Nonostante la perdita dei territori occupati in Siria e in Iraq, l’organizzazione può ancora contare su una forza militare che gli Stati Uniti stimano in almeno 18.000 unità, alle quali andrebbero ad aggiungersi  molti dei 10.000 combattenti  attualmente detenuti che potrebbero essere rilasciati.

Senza contare inoltre le decine di migliaia di persone che si trovano nei campi di sfollati, tra i quali molti parenti e amici di jihadisti uccisi, pronti ad andare a ingrossare le fila dei mujahideen.

È proprio tra questi ultimi che l’Isis ha avviato un vero e proprio programma di reclutamento, alimentando la loro rabbia e il desiderio di vendetta per i lutti subiti (circa 60.000 in quattro anni) e foraggiando economicamente i nuovi arrivati.

Non bisogna infatti dimenticare che l’organizzazione terroristica può ancora contare sui proventi di alcune aree dell’Iraq e della Siria non ancora governate, dalle quali riceve denaro proveniente da estorsioni, coltivazione della cannabis e investimenti in vari settori commerciali, che si accumulano ai circa 400 milioni di dollari provenienti da offerte in denaro e custoditi in luoghi sicuri.

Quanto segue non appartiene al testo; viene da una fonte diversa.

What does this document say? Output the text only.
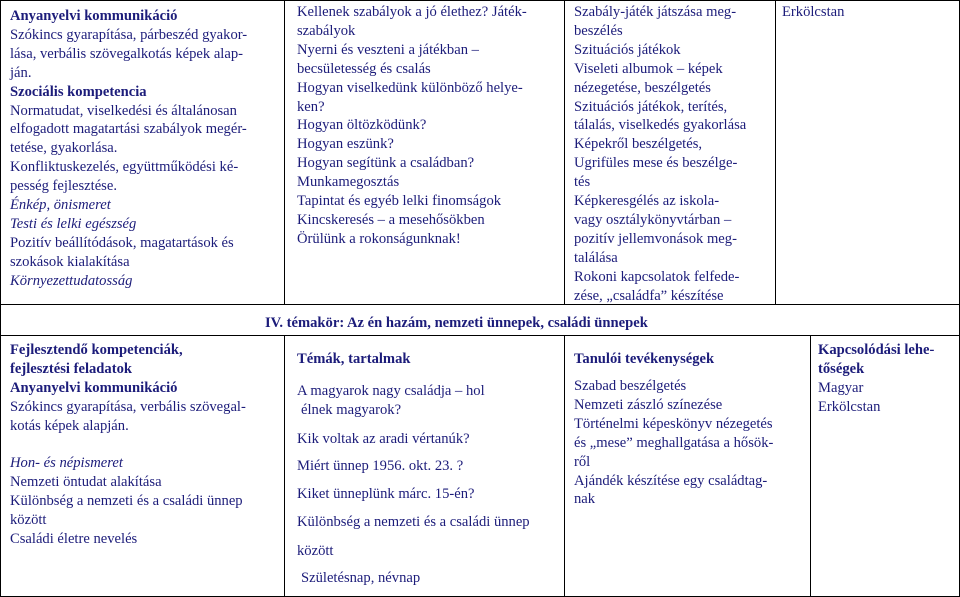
Anyanyelvi kommunikáció

Szókincs gyarapítása, párbeszéd gyakor-

lása, verbális szövegalkotás képek alap-

ján.

Szociális kompetencia

Normatudat, viselkedési és általánosan

elfogadott magatartási szabályok megér-

tetése, gyakorlása.

Konfliktuskezelés, együttműködési ké-

pesség fejlesztése.

Énkép, önismeret

Testi és lelki egészség

Pozitív beállítódások, magatartások és

szokások kialakítása

Környezettudatosság

Kellenek szabályok a jó élethez? Játék-

szabályok

Nyerni és veszteni a játékban –

becsületesség és csalás

Hogyan viselkedünk különböző helye-

ken?

Hogyan öltözködünk?

Hogyan eszünk?

Hogyan segítünk a családban?

Munkamegosztás

Tapintat és egyéb lelki finomságok

Kincskeresés – a mesehősökben

Örülünk a rokonságunknak!

Szabály-játék játszása meg-

beszélés

Szituációs játékok

Viseleti albumok – képek

nézegetése, beszélgetés

Szituációs játékok, terítés,

tálalás, viselkedés gyakorlása

Képekről beszélgetés,

Ugrifüles mese és beszélge-

tés

Képkeresgélés az iskola-

vagy osztálykönyvtárban –

pozitív jellemvonások meg-

találása

Rokoni kapcsolatok felfede-

zése, „családfa” készítése

Erkölcstan

IV. témakör: Az én hazám, nemzeti ünnepek, családi ünnepek

Fejlesztendő kompetenciák,

fejlesztési feladatok

Anyanyelvi kommunikáció

Szókincs gyarapítása, verbális szövegal-

kotás képek alapján.

Hon- és népismeret

Nemzeti öntudat alakítása

Különbség a nemzeti és a családi ünnep

között

Családi életre nevelés

Témák, tartalmak	Tanulói tevékenységek

Kapcsolódási lehe-

tőségek

A magyarok nagy családja – hol

élnek magyarok?

Kik voltak az aradi vértanúk?

Miért ünnep 1956. okt. 23. ?

Kiket ünneplünk márc. 15-én?

Különbség a nemzeti és a családi ünnep

között

Születésnap, névnap

Szabad beszélgetés

Nemzeti zászló színezése

Történelmi képeskönyv nézegetés

és „mese” meghallgatása a hősök-

ről

Ajándék készítése egy családtag-

nak

Magyar

Erkölcstan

Le risorse economiche, oltre che a servire per nuovi reclutamenti, sono necessarie alla creazione di un mini-califfato in Africa occidentale. Un progetto, come accadde per i mini stati-sharia bosniaci (delle cui radici e sviluppi ha narrato Antonio Evangelista nei suoi libri) realizzabile grazie al finanziamento di gruppi wahhabiti che operano in Occidente.

L’attentato a Kabul (Afghanistan), nel corso di una festa di matrimonio, è un chiaro segnale di come l’Isis abbia realizzato le sue basi più velocemente del previsto, a tal punto da essere in grado si colpire nel cuore della città, in un quartiere sciita, dove il presidente Ashraf Ghani avrebbe dovuto celebrare una festa nazionale due giorni dopo.

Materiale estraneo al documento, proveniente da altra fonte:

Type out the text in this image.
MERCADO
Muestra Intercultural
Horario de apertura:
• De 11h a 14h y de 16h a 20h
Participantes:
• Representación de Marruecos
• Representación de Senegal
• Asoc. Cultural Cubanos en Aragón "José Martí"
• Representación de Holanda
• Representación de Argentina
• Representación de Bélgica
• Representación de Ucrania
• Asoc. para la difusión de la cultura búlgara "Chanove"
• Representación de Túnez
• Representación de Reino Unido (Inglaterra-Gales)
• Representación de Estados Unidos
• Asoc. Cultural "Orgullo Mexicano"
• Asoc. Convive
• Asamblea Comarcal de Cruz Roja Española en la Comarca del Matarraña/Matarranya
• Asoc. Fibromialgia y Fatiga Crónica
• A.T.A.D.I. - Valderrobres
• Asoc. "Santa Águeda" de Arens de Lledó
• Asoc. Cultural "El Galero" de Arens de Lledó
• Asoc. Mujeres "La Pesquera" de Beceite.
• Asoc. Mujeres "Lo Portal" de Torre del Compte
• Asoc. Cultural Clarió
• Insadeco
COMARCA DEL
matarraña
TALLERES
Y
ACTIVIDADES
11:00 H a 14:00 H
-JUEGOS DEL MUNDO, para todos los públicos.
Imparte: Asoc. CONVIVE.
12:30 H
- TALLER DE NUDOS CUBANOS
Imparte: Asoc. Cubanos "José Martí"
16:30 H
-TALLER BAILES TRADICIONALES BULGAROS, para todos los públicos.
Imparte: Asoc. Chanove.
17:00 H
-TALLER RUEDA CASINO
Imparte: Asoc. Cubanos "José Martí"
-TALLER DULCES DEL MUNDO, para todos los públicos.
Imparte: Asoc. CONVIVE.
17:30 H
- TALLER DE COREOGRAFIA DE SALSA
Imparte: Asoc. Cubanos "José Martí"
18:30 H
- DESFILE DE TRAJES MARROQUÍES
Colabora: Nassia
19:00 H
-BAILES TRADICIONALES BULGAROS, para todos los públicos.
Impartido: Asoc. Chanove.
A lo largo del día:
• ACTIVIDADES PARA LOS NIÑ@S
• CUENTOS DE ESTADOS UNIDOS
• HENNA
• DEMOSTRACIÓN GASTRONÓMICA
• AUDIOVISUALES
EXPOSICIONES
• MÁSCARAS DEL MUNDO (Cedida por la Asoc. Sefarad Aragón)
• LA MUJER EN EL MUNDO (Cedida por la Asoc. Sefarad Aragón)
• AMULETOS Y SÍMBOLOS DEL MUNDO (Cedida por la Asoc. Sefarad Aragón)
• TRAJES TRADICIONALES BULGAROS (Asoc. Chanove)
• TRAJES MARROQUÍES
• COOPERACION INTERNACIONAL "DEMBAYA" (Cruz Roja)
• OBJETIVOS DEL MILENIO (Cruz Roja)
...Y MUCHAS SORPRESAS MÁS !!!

La creazione di basi in Afghanistan e il progetto di un mini-califfato in Africa occidentale, rappresentano una seria minaccia per l’Occidente.

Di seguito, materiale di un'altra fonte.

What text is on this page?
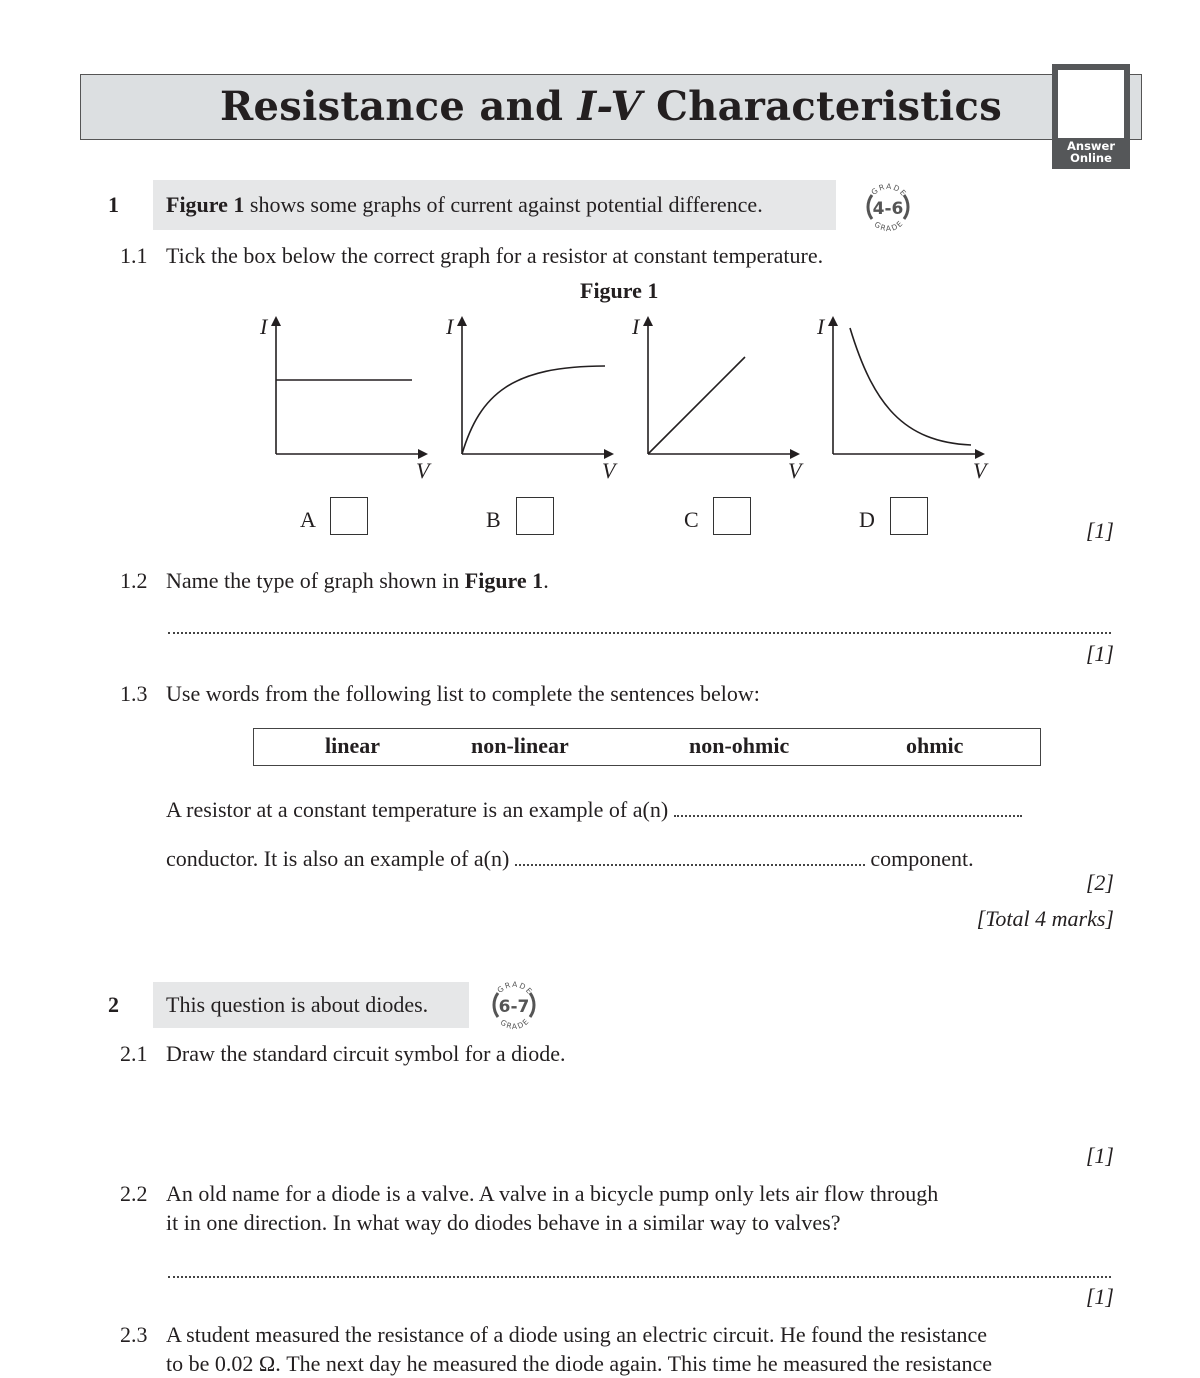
Resistance and I-V Characteristics
Answer
Online
1	Figure 1 shows some graphs of current against potential difference.
GRADE
GRADE
4-6
1.1 Tick the box below the correct graph for a resistor at constant temperature.
Figure 1
I
V
I
V
I
V
I
V
A	B	C	D	[1]
1.2 Name the type of graph shown in Figure 1.
[1]
1.3 Use words from the following list to complete the sentences below:
linear	non-linear	non-ohmic	ohmic
A resistor at a constant temperature is an example of a(n)
conductor. It is also an example of a(n)	component.
[2]
[Total 4 marks]
2	This question is about diodes.
GRADE
GRADE
6-7
2.1 Draw the standard circuit symbol for a diode.
[1]
2.2 An old name for a diode is a valve. A valve in a bicycle pump only lets air flow through
it in one direction. In what way do diodes behave in a similar way to valves?
[1]
2.3 A student measured the resistance of a diode using an electric circuit. He found the resistance
to be 0.02 Ω. The next day he measured the diode again. This time he measured the resistance
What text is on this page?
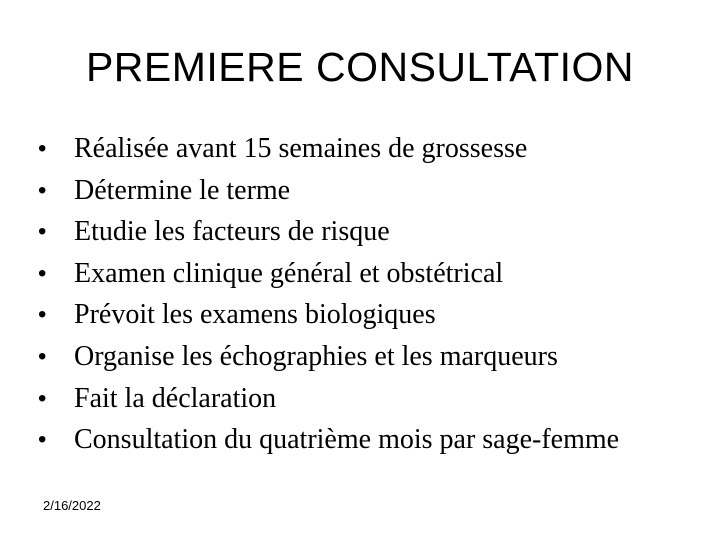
PREMIERE CONSULTATION
• Réalisée avant 15 semaines de grossesse
• Détermine le terme
• Etudie les facteurs de risque
• Examen clinique général et obstétrical
• Prévoit les examens biologiques
• Organise les échographies et les marqueurs
• Fait la déclaration
• Consultation du quatrième mois par sage-femme
2/16/2022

A favorire nelle nostre nazioni nuove adesioni alle teorie jihadiste, il pregiudizio anti-musulmano alimentato a soli fini politici, che viene strumentalizzato dai terroristi che  hanno avviato una campagna di controinformazione semplificando e politicizzando la fede cristiana come origine degli estremismi ideologici alla base dei gruppi di destra.

Se a breve termine le politiche dell’odio potranno portare a qualche vantaggio politico e aiutare qualche elezione, il bigottismo di matrice religiosa, il fanatismo anti-musulmano (le cui conseguenze abbiamo visto con la nascita di gruppi di suprematisti bianchi e con le stragi compiute negli Stati Uniti) unitamente all’assenza di una politica realmente in grado di prevenire e combattere sia il fanatismo islamico, sia quello suprematista, saranno il detonatore per nuove esplosioni di violenza.

Sarebbe un grave considerare l’apparente pausa – durante un conflitto molto lungo – come fosse una vittoria. L’Isis, nonostante le plateali dichiarazioni di molti politici, a partire da Donald Trump, non è ancora sconfitto e l’ideologia che lo muove, non lo sarà certamente per chi sa quanti decenni ancora.